After a chance encounter with Manzarek, who came to the Whisky to check out another band but became enamored with X and their nearly unrecognizable cover of the Doors’ “Soul Kitchen,” the keyboardist tried to get them a record deal, to no avail. With no one biting, they cut an album’s worth of songs, from about two LPs’ worth of material, and issued what became Los Angeles through indie label Slash. The record featured classics like the revved-up “Johnny Hit and Run Paulene,” the glitzy “Sex and Dying in High Society,” the insanely catchy “The World’s a Mess, It’s in My Kiss,” and, of course, “Soul Kitchen.” (Incidentally, X recently drew a line back to the Doors on their new comeback album Alphabetland, by inviting guitarist Robby Krieger to play on the LP’s final song, “All the Time in the World.”)

They titled Los Angeles after one of their most arresting songs, which described a woman who had grown to hate L.A. so much that she’d become a raving racist, homophobic anti-Semite and had to leave immediately. Doe wrote the lyrics about a friend of his who had a nervous breakdown while living in London. “She’d just gotten fed up with it,” he told Rolling Stone in 2017. “She had lived there for a couple of years and she became more and more racist and stereotyping people. And to be honest there was a lot of shock value intended in the lyrics. I wanted to show the dark side or underbelly of Los Angeles. People like Dashiell Hammett, James M. Cain, and Nathanael West did — the Doors did it — so it was time for an update.”

In more recent years, though, he says the song’s racism has made him feel uneasy and the band cut the song from their set lists for a period of time. “It’s a character-driven song,” he says now. “It’s about this person, ‘she.’ It’s, like, a signature X song, but we’ve had to change some lyrics. We used the N-word in that, and even when it was written, that use was to hold a mirror up to people and say, ‘In desperate times, really ugly things can surface from your past.’ And it was a way of pointing out to people that words have power. And, holy shit, racism is real. This was in ’78, ’79 when I wrote it. So now we sing, ‘She had started to hate every Christian and Jew.’”

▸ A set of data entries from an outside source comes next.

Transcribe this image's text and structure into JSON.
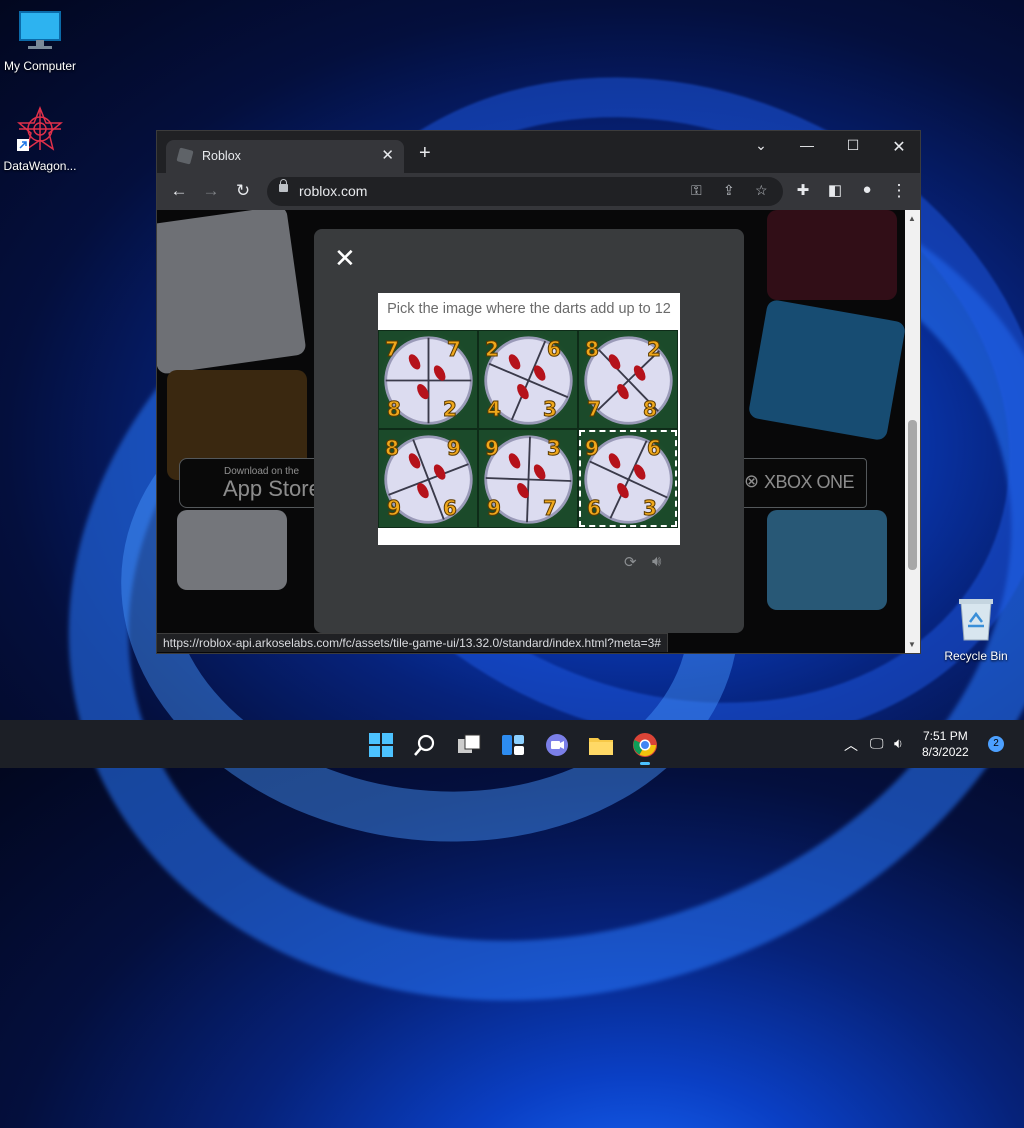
{
  "desktop": {
    "icons": [
      {
        "label": "My Computer"
      },
      {
        "label": "DataWagon..."
      },
      {
        "label": "Recycle Bin"
      }
    ]
  },
  "browser": {
    "tab_title": "Roblox",
    "tab_close": "✕",
    "new_tab": "+",
    "url": "roblox.com",
    "status_url": "https://roblox-api.arkoselabs.com/fc/assets/tile-game-ui/13.32.0/standard/index.html?meta=3#"
  },
  "page": {
    "app_store_small": "Download on the",
    "app_store_big": "App Store",
    "xbox": "XBOX ONE"
  },
  "captcha": {
    "prompt": "Pick the image where the darts add up to 12",
    "tiles": [
      {
        "numbers": [
          "7",
          "7",
          "8",
          "2"
        ],
        "selected": false
      },
      {
        "numbers": [
          "2",
          "6",
          "4",
          "3"
        ],
        "selected": false
      },
      {
        "numbers": [
          "8",
          "2",
          "7",
          "8"
        ],
        "selected": false
      },
      {
        "numbers": [
          "8",
          "9",
          "9",
          "6"
        ],
        "selected": false
      },
      {
        "numbers": [
          "9",
          "3",
          "9",
          "7"
        ],
        "selected": false
      },
      {
        "numbers": [
          "9",
          "6",
          "6",
          "3"
        ],
        "selected": true
      }
    ]
  },
  "taskbar": {
    "time": "7:51 PM",
    "date": "8/3/2022",
    "notifications": "2"
  }
}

They stopped playing the song for two tours, and then their fans started asking them why they’d stopped performing what was essentially their signature tune. “It was like, ‘We just can’t figure out how to do this,’” Doe says. “We were really conflicted. Part of us was being egotistical and petulant and saying, ‘Well, I didn’t mean it that way,’ and that’s kind of bullshit because then you’re just defending yourself. So maybe we changed it a year and a half ago, in the beginning of 2019 or the middle of 2018.

“I’d rather have a few people say, ‘Oh, you shouldn’t do that because that’s the way it was written, man, and we understand,’ than the alternative,” Doe continues. “It’s like, we didn’t care. It’s a different time now, and I still can talk about it and I feel like words are just words. You can’t say ‘Voldemort,’ but words are just words and that’s a particularly inflammatory word, and it means more than the reference I was trying to make.”

Other than the original version of “Los Angeles,” Doe considers the album to be practically perfect. “That’s actually the one record we play every song from,” Doe says. “I give Ray Manzarek a lot of credit for choosing the songs that we’ve concentrated on to make that record. We had a limit to the amount of time in the studio. We had maybe a week’s worth of basic tracks and maybe four days of overdubs and then four or five days of mixing. We had several songs written that ended up on [1981’s] Wild Gift that we could have recorded, but Ray chose the ones on Los Angeles.

“Over time you, become accustomed to saying, ‘Oh, yeah, those songs all fit together,’” he continues, “but they sort of do.”